Según el Director General de la Dian, los beneficios y exenciones vigentes representan un total de $92,4 billones que además, representan 8,7% del PIB del país. La idea, claro, no será eliminar todos los beneficios tributarios vigentes y convertir el sistema fiscal en uno insoportablemente gravoso, pues con esto se perdería la posibilidad de una reactivación económica inteligente, sino que, por el contrario, lo que se busca es la defensa de un sistema tributario respetuoso de la actividad económica, en el que se mantengan aquellos beneficios tributarios que permitan la consolidación de una economía estable y robusta, fomenten el empleo y el emprendimiento, y permitan alcanzar la formalización en el campo laboral, empresarial y tributario.

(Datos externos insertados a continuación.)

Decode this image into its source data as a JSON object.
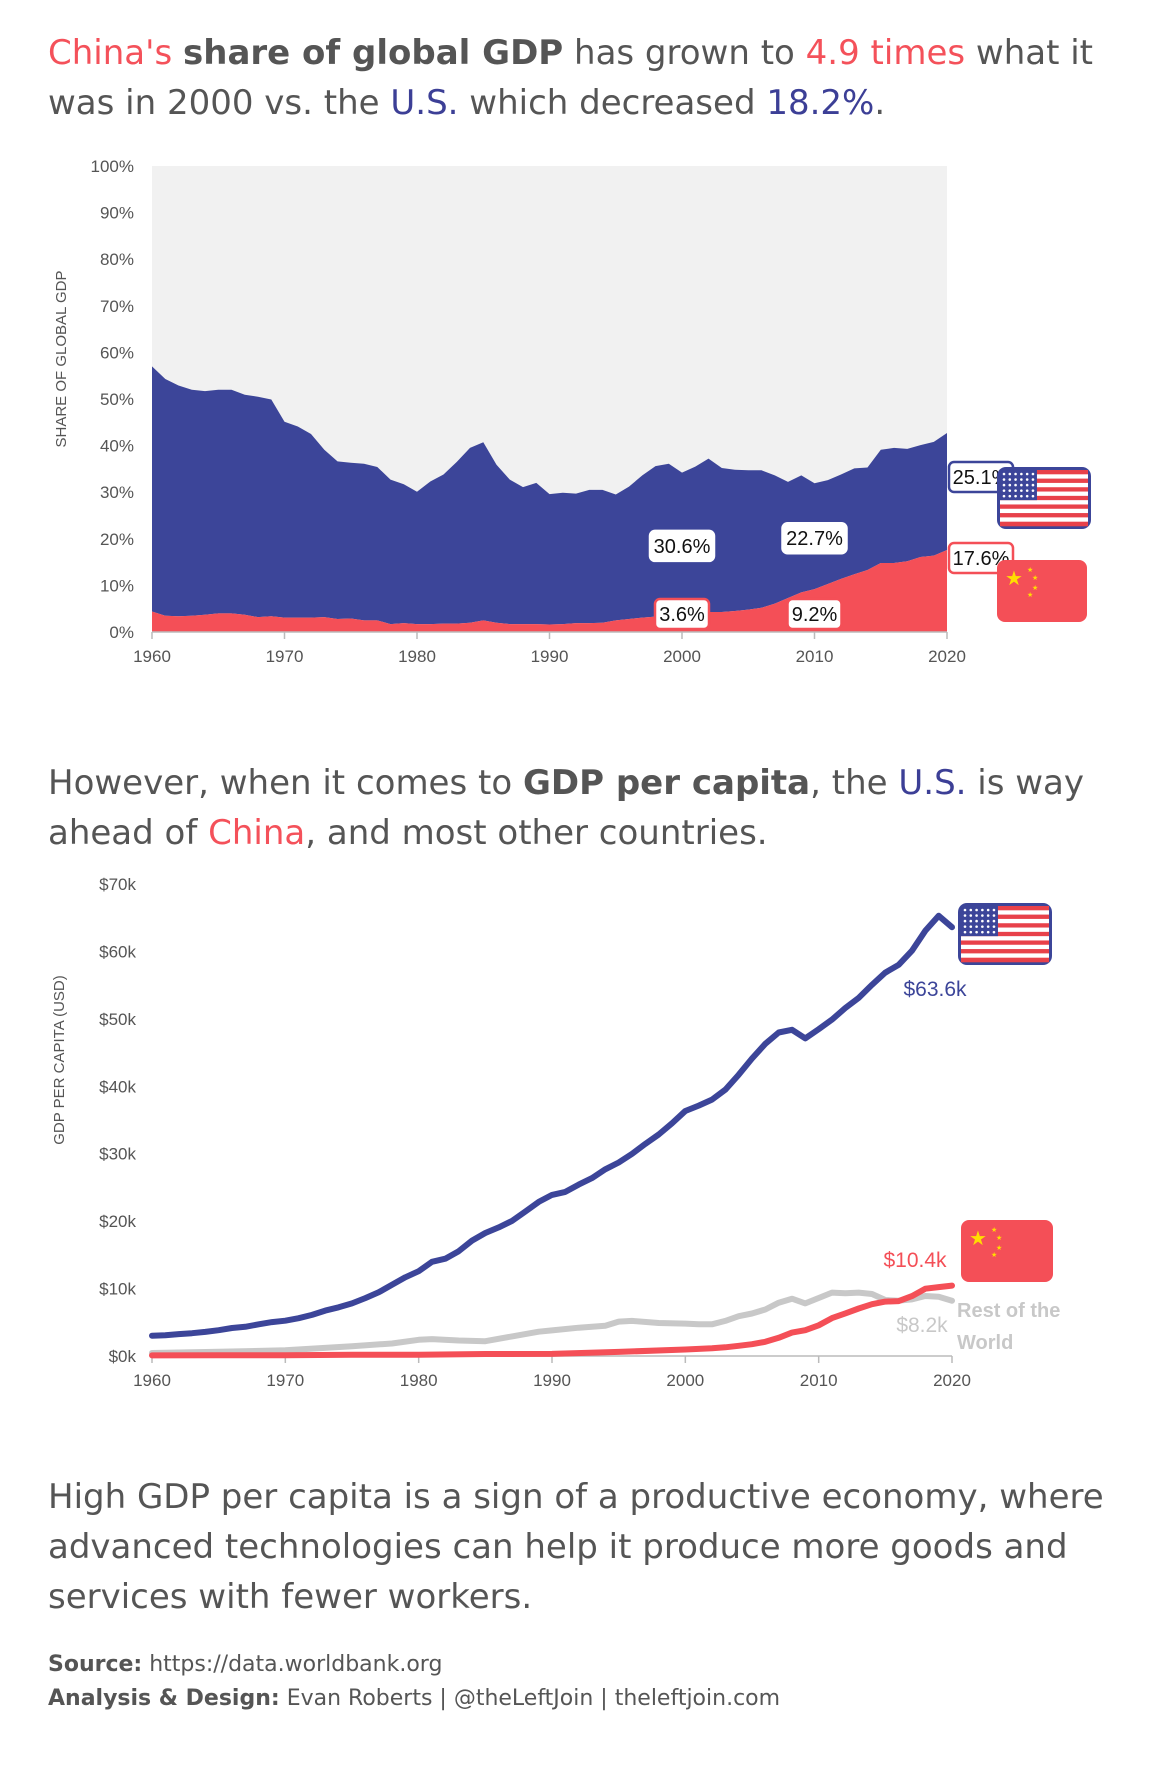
{
  "headline1": {
    "part1": "China's",
    "part2": "share of global GDP",
    "part3": "has grown to",
    "part4": "4.9 times",
    "part5": "what it was in 2000 vs. the",
    "part6": "U.S.",
    "part7": "which decreased",
    "part8": "18.2%",
    "part9": "."
  },
  "headline2": {
    "part1": "However, when it comes to",
    "part2": "GDP per capita",
    "part3": ", the",
    "part4": "U.S.",
    "part5": "is way ahead of",
    "part6": "China",
    "part7": ", and most other countries."
  },
  "paragraph": "High GDP per capita is a sign of a productive economy, where advanced technologies can help it produce more goods and services with fewer workers.",
  "footer": {
    "source_label": "Source:",
    "source_value": "https://data.worldbank.org",
    "credit_label": "Analysis & Design:",
    "credit_value": "Evan Roberts | @theLeftJoin | theleftjoin.com"
  },
  "colors": {
    "us": "#3c4599",
    "china": "#f44f57",
    "rest": "#c8c8c8",
    "plot_bg": "#f1f1f1",
    "text": "#555555"
  },
  "icons": {
    "us": "us-flag-icon",
    "china": "china-flag-icon"
  },
  "chart_data": [
    {
      "type": "area",
      "ylabel": "SHARE OF GLOBAL GDP",
      "xlim": [
        1960,
        2020
      ],
      "ylim": [
        0,
        100
      ],
      "y_ticks": [
        "0%",
        "10%",
        "20%",
        "30%",
        "40%",
        "50%",
        "60%",
        "70%",
        "80%",
        "90%",
        "100%"
      ],
      "x_ticks": [
        "1960",
        "1970",
        "1980",
        "1990",
        "2000",
        "2010",
        "2020"
      ],
      "series": [
        {
          "key": "us",
          "x": [
            1960,
            1961,
            1962,
            1963,
            1964,
            1965,
            1966,
            1967,
            1968,
            1969,
            1970,
            1971,
            1972,
            1973,
            1974,
            1975,
            1976,
            1977,
            1978,
            1979,
            1980,
            1981,
            1982,
            1983,
            1984,
            1985,
            1986,
            1987,
            1988,
            1989,
            1990,
            1991,
            1992,
            1993,
            1994,
            1995,
            1996,
            1997,
            1998,
            1999,
            2000,
            2001,
            2002,
            2003,
            2004,
            2005,
            2006,
            2007,
            2008,
            2009,
            2010,
            2011,
            2012,
            2013,
            2014,
            2015,
            2016,
            2017,
            2018,
            2019,
            2020
          ],
          "y": [
            52.6,
            50.8,
            49.5,
            48.5,
            48.0,
            48.0,
            48.0,
            47.2,
            47.3,
            46.5,
            42.0,
            41.0,
            39.4,
            35.9,
            33.8,
            33.4,
            33.6,
            32.9,
            31.0,
            29.8,
            28.4,
            30.6,
            32.0,
            34.7,
            37.5,
            38.2,
            33.9,
            31.0,
            29.4,
            30.3,
            28.0,
            28.2,
            27.8,
            28.6,
            28.5,
            27.0,
            28.4,
            30.5,
            32.3,
            32.8,
            30.6,
            31.5,
            32.9,
            30.9,
            30.3,
            29.9,
            29.5,
            27.5,
            24.9,
            25.1,
            22.7,
            22.3,
            22.4,
            22.7,
            22.0,
            24.3,
            24.7,
            24.1,
            24.0,
            24.4,
            25.1
          ]
        },
        {
          "key": "china",
          "x": [
            1960,
            1961,
            1962,
            1963,
            1964,
            1965,
            1966,
            1967,
            1968,
            1969,
            1970,
            1971,
            1972,
            1973,
            1974,
            1975,
            1976,
            1977,
            1978,
            1979,
            1980,
            1981,
            1982,
            1983,
            1984,
            1985,
            1986,
            1987,
            1988,
            1989,
            1990,
            1991,
            1992,
            1993,
            1994,
            1995,
            1996,
            1997,
            1998,
            1999,
            2000,
            2001,
            2002,
            2003,
            2004,
            2005,
            2006,
            2007,
            2008,
            2009,
            2010,
            2011,
            2012,
            2013,
            2014,
            2015,
            2016,
            2017,
            2018,
            2019,
            2020
          ],
          "y": [
            4.4,
            3.5,
            3.4,
            3.5,
            3.7,
            4.0,
            4.0,
            3.7,
            3.2,
            3.4,
            3.1,
            3.1,
            3.1,
            3.2,
            2.8,
            2.9,
            2.5,
            2.5,
            1.7,
            1.9,
            1.7,
            1.7,
            1.8,
            1.8,
            2.0,
            2.5,
            2.0,
            1.7,
            1.7,
            1.7,
            1.6,
            1.7,
            1.9,
            1.9,
            2.0,
            2.5,
            2.8,
            3.1,
            3.3,
            3.3,
            3.6,
            4.0,
            4.3,
            4.3,
            4.5,
            4.8,
            5.2,
            6.1,
            7.3,
            8.5,
            9.2,
            10.3,
            11.4,
            12.4,
            13.3,
            14.8,
            14.8,
            15.2,
            16.1,
            16.4,
            17.6
          ]
        }
      ],
      "labels": [
        {
          "text": "30.6%",
          "year": 2000,
          "series": "us"
        },
        {
          "text": "22.7%",
          "year": 2010,
          "series": "us"
        },
        {
          "text": "25.1%",
          "year": 2020,
          "series": "us"
        },
        {
          "text": "3.6%",
          "year": 2000,
          "series": "china"
        },
        {
          "text": "9.2%",
          "year": 2010,
          "series": "china"
        },
        {
          "text": "17.6%",
          "year": 2020,
          "series": "china"
        }
      ]
    },
    {
      "type": "line",
      "ylabel": "GDP PER CAPITA (USD)",
      "xlim": [
        1960,
        2020
      ],
      "ylim": [
        0,
        70000
      ],
      "y_ticks": [
        "$0k",
        "$10k",
        "$20k",
        "$30k",
        "$40k",
        "$50k",
        "$60k",
        "$70k"
      ],
      "x_ticks": [
        "1960",
        "1970",
        "1980",
        "1990",
        "2000",
        "2010",
        "2020"
      ],
      "series": [
        {
          "key": "us",
          "x": [
            1960,
            1961,
            1962,
            1963,
            1964,
            1965,
            1966,
            1967,
            1968,
            1969,
            1970,
            1971,
            1972,
            1973,
            1974,
            1975,
            1976,
            1977,
            1978,
            1979,
            1980,
            1981,
            1982,
            1983,
            1984,
            1985,
            1986,
            1987,
            1988,
            1989,
            1990,
            1991,
            1992,
            1993,
            1994,
            1995,
            1996,
            1997,
            1998,
            1999,
            2000,
            2001,
            2002,
            2003,
            2004,
            2005,
            2006,
            2007,
            2008,
            2009,
            2010,
            2011,
            2012,
            2013,
            2014,
            2015,
            2016,
            2017,
            2018,
            2019,
            2020
          ],
          "y": [
            3007,
            3067,
            3244,
            3375,
            3574,
            3828,
            4146,
            4336,
            4696,
            5032,
            5234,
            5609,
            6094,
            6726,
            7226,
            7801,
            8592,
            9453,
            10565,
            11674,
            12575,
            13976,
            14434,
            15544,
            17121,
            18237,
            19071,
            20039,
            21418,
            22857,
            23889,
            24342,
            25419,
            26387,
            27695,
            28691,
            29968,
            31459,
            32854,
            34515,
            36335,
            37133,
            38023,
            39496,
            41713,
            44115,
            46299,
            47976,
            48383,
            47100,
            48467,
            49883,
            51603,
            53107,
            55050,
            56863,
            58021,
            60110,
            63064,
            65280,
            63593
          ]
        },
        {
          "key": "china",
          "x": [
            1960,
            1965,
            1970,
            1975,
            1980,
            1985,
            1990,
            1995,
            2000,
            2001,
            2002,
            2003,
            2004,
            2005,
            2006,
            2007,
            2008,
            2009,
            2010,
            2011,
            2012,
            2013,
            2014,
            2015,
            2016,
            2017,
            2018,
            2019,
            2020
          ],
          "y": [
            90,
            98,
            113,
            178,
            195,
            294,
            318,
            610,
            959,
            1053,
            1149,
            1289,
            1509,
            1753,
            2099,
            2694,
            3468,
            3832,
            4550,
            5618,
            6317,
            7051,
            7679,
            8066,
            8148,
            8879,
            9977,
            10217,
            10435
          ]
        },
        {
          "key": "rest",
          "x": [
            1960,
            1965,
            1970,
            1975,
            1978,
            1980,
            1981,
            1983,
            1985,
            1987,
            1989,
            1990,
            1992,
            1994,
            1995,
            1996,
            1998,
            2000,
            2001,
            2002,
            2003,
            2004,
            2005,
            2006,
            2007,
            2008,
            2009,
            2010,
            2011,
            2012,
            2013,
            2014,
            2015,
            2016,
            2017,
            2018,
            2019,
            2020
          ],
          "y": [
            450,
            620,
            850,
            1450,
            1850,
            2400,
            2500,
            2300,
            2200,
            2900,
            3600,
            3800,
            4200,
            4500,
            5100,
            5200,
            4900,
            4800,
            4700,
            4700,
            5200,
            5900,
            6300,
            6900,
            7900,
            8500,
            7800,
            8600,
            9400,
            9300,
            9400,
            9200,
            8300,
            8200,
            8400,
            8900,
            8800,
            8200
          ]
        }
      ],
      "labels": [
        {
          "text": "$63.6k",
          "series": "us"
        },
        {
          "text": "$10.4k",
          "series": "china"
        },
        {
          "text": "$8.2k",
          "series": "rest"
        },
        {
          "text": "Rest of the",
          "series": "rest"
        },
        {
          "text": "World",
          "series": "rest"
        }
      ]
    }
  ]
}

No obstante, una de las primeras propuestas que parecen gestarse al interior de esta Comisión es imponer mayores cargas tributarias a las personas naturales que no tengan dependientes a su cargo, comoquiera que en comparación con aquellos que sí los tienen, la capacidad contributiva de aquéllos sería superior. Esta propuesta, resulta desafortunada, pues estaría supeditando el gravamen tributario a un hecho que no es objetivo, como lo es tener o no tener hijos o dependientes a cargo y, por lo tanto, estaría permeando el sistema fiscal con condicionamientos transgresores de los principios constitucionales de equidad y progresividad en materia tributaria.

Lo que realmente debe llamar la atención de estos expertos debe ser la cultura no contributiva de los colombianos, así como la ineficiencia de la administración pública en el aprovechamiento de los recursos que recauda - tal vez con dificultad - de parte de aquellos comprometidos con el deber constitucional de contribuir, lo que dista mucho del hecho de tener o no tener hijos. Si la atención se enfoca en dichos puntos centrales, la equidad, eficiencia y progresividad tributarias, verán una aplicación real en el quehacer del sistema fiscal colombiano, y realmente el tributo en Colombia consultará la capacidad contributiva de los sujetos pasivos.

Veremos, pues, si en la próxima reforma tributaria la experticia de esta Comisión brilla por sus recomendaciones acertadas, o por su falta de análisis objetivo de la realidad económica del país.